Zo los en vrolijk als de aankleding is, zo serieus zijn de bezoekers op Picnic
bezig met hun branches, hun bedrijven. Dat geldt zeker voor de start-ups die
zich vrijdagmiddag presenteren, ten overstaan van potentiële opdrachtgevers
en investeerders.

Allemaal hopen ze op grote groei. Maar opvallend genoeg doen ze dat het liefst
op eigen kracht, zonder een zak geld van een externe investeerder.

Gouden toekomst
Er is van alles – de ‘creatieve sector’ omvat alles van websites,
muziekdiensten, games tot een een fysiek emoticon-poppetje die meelacht met
chatdienst Messenger. Zoals het enthousiaste ondernemers betaamt, zien alle
bedrijfjes een gouden toekomst.

Daarbij horen meer klanten, meer medewerkers. Voor groei is geld nodig. Het
zou mooi zijn als een externe investeerder langskwam met een grote zak geld,
niet? Nee, zeggen veel van de start-ups: zij doen het liever zonder die zak
geld.

Trots op eigen bedrijf
Joram Rafalowicz, een jongen met een opvallende donkere baard, kijkt trots als
hij vertelt dat hij, samen met twee mede-oprichters, het game-bedrijf
helemaal zelf gefinancierd heeft. Opvallend: de naam van de start-up, een
maker van 'games met een twist', is Weirdbeard.
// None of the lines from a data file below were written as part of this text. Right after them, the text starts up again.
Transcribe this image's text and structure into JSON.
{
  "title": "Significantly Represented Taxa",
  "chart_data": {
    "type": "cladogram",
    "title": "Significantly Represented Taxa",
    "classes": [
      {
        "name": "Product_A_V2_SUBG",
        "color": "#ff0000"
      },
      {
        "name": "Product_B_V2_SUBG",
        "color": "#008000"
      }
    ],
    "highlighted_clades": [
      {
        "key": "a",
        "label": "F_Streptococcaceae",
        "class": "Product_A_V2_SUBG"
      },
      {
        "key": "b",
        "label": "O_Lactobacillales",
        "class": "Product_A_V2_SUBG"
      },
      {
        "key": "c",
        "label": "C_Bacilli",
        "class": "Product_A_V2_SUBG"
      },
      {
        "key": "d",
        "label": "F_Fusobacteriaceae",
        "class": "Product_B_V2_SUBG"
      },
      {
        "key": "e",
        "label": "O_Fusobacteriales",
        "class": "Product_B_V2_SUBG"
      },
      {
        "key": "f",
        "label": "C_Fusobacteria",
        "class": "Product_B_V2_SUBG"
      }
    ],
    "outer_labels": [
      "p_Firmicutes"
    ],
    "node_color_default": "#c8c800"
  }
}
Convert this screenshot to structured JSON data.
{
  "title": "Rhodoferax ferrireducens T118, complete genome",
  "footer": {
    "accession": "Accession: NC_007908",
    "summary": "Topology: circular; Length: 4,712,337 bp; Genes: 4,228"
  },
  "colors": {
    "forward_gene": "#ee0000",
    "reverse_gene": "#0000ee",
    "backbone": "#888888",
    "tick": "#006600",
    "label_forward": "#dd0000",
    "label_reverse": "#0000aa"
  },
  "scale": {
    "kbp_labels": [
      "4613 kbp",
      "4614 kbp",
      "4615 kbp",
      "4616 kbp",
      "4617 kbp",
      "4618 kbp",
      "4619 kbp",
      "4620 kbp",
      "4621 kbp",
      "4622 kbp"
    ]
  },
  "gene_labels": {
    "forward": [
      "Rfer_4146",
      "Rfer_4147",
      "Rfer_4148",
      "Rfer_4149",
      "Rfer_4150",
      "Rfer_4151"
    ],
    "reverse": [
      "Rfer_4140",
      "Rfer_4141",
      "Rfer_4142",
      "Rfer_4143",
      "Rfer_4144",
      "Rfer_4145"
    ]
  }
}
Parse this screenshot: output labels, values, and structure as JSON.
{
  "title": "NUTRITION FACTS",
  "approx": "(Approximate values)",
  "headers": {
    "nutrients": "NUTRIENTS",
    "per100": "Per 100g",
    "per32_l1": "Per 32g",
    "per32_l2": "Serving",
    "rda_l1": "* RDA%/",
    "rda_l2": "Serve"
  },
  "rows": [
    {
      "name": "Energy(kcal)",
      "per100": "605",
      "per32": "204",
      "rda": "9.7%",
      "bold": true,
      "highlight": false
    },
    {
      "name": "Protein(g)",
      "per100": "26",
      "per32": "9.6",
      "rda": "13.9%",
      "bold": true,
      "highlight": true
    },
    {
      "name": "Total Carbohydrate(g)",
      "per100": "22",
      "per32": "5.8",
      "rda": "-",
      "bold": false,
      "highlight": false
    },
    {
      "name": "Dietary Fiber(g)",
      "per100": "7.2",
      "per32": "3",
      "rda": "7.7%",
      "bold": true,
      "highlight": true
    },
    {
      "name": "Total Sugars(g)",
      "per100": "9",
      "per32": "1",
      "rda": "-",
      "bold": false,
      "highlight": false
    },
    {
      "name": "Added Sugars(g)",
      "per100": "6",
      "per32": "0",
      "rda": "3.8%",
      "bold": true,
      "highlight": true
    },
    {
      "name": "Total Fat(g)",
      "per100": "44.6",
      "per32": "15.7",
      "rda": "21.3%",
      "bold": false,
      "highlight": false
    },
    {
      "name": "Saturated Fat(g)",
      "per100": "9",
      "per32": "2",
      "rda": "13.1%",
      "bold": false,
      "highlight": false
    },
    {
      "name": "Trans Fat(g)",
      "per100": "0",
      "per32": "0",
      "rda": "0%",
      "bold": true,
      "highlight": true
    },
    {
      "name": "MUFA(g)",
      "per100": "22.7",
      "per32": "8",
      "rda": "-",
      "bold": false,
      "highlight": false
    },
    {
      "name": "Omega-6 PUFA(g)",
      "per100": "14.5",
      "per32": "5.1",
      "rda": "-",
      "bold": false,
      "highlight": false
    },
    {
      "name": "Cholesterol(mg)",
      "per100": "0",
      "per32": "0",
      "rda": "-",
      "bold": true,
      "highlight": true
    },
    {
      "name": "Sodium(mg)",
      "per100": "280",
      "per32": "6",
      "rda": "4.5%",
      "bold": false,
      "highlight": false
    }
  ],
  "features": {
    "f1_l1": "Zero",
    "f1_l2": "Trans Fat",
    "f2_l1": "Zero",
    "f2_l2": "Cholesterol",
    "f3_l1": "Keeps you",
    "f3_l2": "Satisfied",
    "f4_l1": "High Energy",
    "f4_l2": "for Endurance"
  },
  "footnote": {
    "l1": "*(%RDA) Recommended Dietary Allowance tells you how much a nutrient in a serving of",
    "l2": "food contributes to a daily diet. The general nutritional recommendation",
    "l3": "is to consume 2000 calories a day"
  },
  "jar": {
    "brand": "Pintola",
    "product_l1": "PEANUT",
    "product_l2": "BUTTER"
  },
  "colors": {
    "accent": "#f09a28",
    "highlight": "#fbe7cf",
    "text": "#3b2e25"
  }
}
Ook Arno Prins zette, samen met een partner, muziekdienst Timboodle op, zonder
externe investeerder. Met Timboodle kunnen bijvoorbeeld reclamebureaus
specifieke muziek vinden. Niet door te zoeken op artiest of titel, maar door
aan te geven of het liedje snel of langzaam moet zijn, vrolijk of zwaar, met
zang of zonder zang. Ook op woorden in de tekst kan gezocht worden.
Timboodle is begin 2009 van start gegaan en Prins hoopt te groeien via
contacten in zijn netwerk.

Op eigen kracht
De meeste van de start-ups lijken, in tegenstelling wat je wellicht zou
verwachten op zo'n presentatiedag, niet op zoek naar een externe financier.

Zo ook Mr. Harder, een trendwatch- en adviesbureau op gebied van nieuwe media.
"Mr. Harder bestaat nu uit 1,2 fte (fulltime-medewerkers, red)", lacht
oprichter Kristian Wieske. "Maar we willen groeien, eerst naar twee
medewerkers, dan hopelijk naar zes of zeven mensen.”

Dat echter niet met geld van een investeerder. Wieske: “Je geeft dan toch iets
uit handen. Ik heb eerder een bedrijf gehad waar een externe financier bij
betrokken was. Het ging mis, omdat de investeerder iets anders wilde dan
ik.”

Schaalbare dienstbedrijven
Heb gevoel dat overheerst onder de start-ups op Picnic is dat zij hun eigen
bedrijf volledig in eigen hand willen houden. Maar is groei wel mogelijk
zonder extra investeringen? Hoe realistisch is groei op eigen kracht?

Wat de meeste van deze start-ups gemeen hebben, is dat ze diensten leveren, al
dan niet online. “Groei bij dit soort bedrijven”, zegt Wieske, “is
schaalbaar. Een uitbreiding kan makkelijk, zonder dat enorme investeringen
nodig zijn. Wij hoeven bijvoorbeeld geen nieuwe machines kopen om meer
klanten te bedienen.”

De voordelen van een investeerder
Je eigen broek ophouden, is een mooi streven. Maar worden de nadelen van een
externe geldschieter overdreven? “Je geeft misschien wel iets uit handen,
maar werken met een investeerder is het absoluut waard”, zegt Paul Braam.

Broers Paul en Hugo Braam startten anderhalf jaar terug VirtuaGym, een online
fitness community. Gebrek aan beweging heeft volgens hen te maken met een
gebrek aan motivatie. Dus moet fitness leuk worden, met een
competitie-element, een eigen fitnessplan en een sociale factor. VirtuaGym
is nu gratis online te gebruiken. Bedrijven betalen echter voor maatwerk.

In september stapte een externe investeerder in, DCIF, het investeringsfonds
van onder meer Ilse, TMG en Veronica. Paul Braam: “Uiteraard moeten we zelf
opdrachten binnenhalen, op borrels en bijeenkomsten als Picnic. Maar als je
dan kan laten weten dat er grote namen achter je staan, helpt dat zeker.”